Por otra parte, la cabecera, vista desde el exterior, aparte de un deleite visual sin duda superlativo, le parece -las comparaciones, por muy odiosas que nos parezcan, no dejan de ser humanas- un monumental huevo de Fabergé, en el que encajan a la perfección formas aplicadas de una matemática divina: siete ábsidiolos, siete círculos soportando un heptágono sobre el que, a su vez, se asienta un hexágono, todo ello soportado por la magia de cubos y rectángulos, que vuelven a recordarle -como experimentaría después- el placer de conocer unos apellidos de regias dimensiones: Peso, Medida, Equilibrio...En definitiva, Perfección.

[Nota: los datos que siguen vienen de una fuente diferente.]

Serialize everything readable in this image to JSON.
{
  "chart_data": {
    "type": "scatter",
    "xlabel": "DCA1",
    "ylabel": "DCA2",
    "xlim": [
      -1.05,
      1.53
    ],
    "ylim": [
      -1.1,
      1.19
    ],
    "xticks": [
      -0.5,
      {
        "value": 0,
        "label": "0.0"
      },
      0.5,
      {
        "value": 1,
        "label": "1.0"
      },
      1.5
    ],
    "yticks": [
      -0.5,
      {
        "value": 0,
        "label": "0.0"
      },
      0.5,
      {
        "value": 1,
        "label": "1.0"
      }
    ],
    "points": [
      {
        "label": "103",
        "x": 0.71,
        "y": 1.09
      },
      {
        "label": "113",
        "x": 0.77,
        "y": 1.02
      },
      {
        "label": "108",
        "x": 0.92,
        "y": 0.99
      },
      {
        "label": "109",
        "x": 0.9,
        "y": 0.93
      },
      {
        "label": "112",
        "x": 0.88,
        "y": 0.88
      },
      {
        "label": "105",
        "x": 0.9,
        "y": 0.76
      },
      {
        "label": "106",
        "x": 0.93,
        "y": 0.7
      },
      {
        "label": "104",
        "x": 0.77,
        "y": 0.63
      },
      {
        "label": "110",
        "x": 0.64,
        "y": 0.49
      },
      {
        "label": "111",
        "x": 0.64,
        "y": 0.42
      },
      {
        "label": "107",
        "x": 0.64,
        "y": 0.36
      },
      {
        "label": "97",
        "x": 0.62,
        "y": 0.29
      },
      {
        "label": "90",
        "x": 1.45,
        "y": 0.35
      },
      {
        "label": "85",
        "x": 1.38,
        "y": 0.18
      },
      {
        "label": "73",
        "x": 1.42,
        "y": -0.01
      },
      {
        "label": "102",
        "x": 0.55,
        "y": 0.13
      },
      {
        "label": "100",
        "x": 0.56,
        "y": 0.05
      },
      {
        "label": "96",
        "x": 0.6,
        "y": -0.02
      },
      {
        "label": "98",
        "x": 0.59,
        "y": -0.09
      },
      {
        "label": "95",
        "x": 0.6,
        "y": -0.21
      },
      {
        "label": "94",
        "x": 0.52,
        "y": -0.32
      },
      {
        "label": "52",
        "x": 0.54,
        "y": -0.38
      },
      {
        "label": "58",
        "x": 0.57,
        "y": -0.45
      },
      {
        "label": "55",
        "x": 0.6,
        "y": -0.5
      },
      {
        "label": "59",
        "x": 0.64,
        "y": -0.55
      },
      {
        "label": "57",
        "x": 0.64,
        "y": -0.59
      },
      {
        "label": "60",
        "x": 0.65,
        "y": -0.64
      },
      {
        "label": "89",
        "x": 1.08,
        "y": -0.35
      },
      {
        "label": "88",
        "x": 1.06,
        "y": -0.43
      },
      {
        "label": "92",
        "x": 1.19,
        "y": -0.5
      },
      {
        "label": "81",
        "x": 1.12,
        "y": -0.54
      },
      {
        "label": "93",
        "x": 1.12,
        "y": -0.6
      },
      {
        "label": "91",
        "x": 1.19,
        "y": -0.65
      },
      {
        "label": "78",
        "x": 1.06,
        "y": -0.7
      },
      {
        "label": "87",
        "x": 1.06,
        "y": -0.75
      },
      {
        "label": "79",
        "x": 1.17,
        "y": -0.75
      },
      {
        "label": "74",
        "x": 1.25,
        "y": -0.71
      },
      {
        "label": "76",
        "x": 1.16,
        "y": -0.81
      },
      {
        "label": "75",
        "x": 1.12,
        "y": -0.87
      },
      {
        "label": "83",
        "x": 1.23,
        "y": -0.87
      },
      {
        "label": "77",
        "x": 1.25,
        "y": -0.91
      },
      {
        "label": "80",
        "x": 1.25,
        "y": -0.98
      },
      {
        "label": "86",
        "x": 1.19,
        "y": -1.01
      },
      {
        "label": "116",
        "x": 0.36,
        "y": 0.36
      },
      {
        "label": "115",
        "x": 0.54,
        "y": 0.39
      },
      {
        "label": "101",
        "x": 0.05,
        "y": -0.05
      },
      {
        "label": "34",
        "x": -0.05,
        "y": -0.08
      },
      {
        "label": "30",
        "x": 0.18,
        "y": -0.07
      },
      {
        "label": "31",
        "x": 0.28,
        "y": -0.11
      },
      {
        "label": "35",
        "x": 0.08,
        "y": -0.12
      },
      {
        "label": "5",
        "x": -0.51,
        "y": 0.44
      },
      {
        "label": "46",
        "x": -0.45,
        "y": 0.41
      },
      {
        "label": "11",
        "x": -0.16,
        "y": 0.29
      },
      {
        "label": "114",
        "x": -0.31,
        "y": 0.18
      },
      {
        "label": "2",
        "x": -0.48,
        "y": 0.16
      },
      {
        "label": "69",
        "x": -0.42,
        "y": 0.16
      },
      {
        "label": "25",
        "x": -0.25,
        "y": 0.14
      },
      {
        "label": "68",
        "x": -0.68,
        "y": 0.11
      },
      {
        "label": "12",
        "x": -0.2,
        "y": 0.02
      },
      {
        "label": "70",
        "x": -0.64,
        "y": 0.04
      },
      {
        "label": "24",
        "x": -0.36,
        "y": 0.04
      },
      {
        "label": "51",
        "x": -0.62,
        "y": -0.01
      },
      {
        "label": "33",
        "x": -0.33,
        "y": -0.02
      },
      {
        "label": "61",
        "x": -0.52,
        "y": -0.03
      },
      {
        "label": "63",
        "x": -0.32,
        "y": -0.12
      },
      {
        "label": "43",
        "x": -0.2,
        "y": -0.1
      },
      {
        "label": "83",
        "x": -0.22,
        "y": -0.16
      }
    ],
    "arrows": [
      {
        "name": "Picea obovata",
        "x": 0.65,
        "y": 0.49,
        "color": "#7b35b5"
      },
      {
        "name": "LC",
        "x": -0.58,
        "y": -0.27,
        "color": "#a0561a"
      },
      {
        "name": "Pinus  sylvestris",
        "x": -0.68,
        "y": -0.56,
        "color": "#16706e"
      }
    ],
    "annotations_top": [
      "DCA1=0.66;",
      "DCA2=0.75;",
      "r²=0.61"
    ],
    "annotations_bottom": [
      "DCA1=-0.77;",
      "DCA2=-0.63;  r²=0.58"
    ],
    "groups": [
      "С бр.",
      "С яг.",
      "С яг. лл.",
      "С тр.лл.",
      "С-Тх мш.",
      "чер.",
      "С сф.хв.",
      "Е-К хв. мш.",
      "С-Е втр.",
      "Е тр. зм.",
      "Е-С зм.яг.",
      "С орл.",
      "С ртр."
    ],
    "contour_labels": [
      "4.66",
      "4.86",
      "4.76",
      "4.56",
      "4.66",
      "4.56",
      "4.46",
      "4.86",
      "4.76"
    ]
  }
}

Cierto que hoy las dependencias del albergue y hospital que debió de tener en tiempos, apenas son lienzos que claman ateridos bajo la cúpula de las estrellas y el polvo de los caminos levantado por el viento, pero el Caminante no se imagina a un sólo peregrino que pase de largo por el lugar. En silencio, pero cargado de matices, el Caminante abandona Moreruela haciéndose cábalas. En los sefiroths de sus pensamientos, un rebelde Lucifer se separa de Hotmath (la Corona): emprender la aventura en solitario, después de todo, ha merecido la pena.



(1) Nicolás Roerich: 'Shambhalla', Grupo Libro 88, S.A., 1ª edición, 1992, página 93.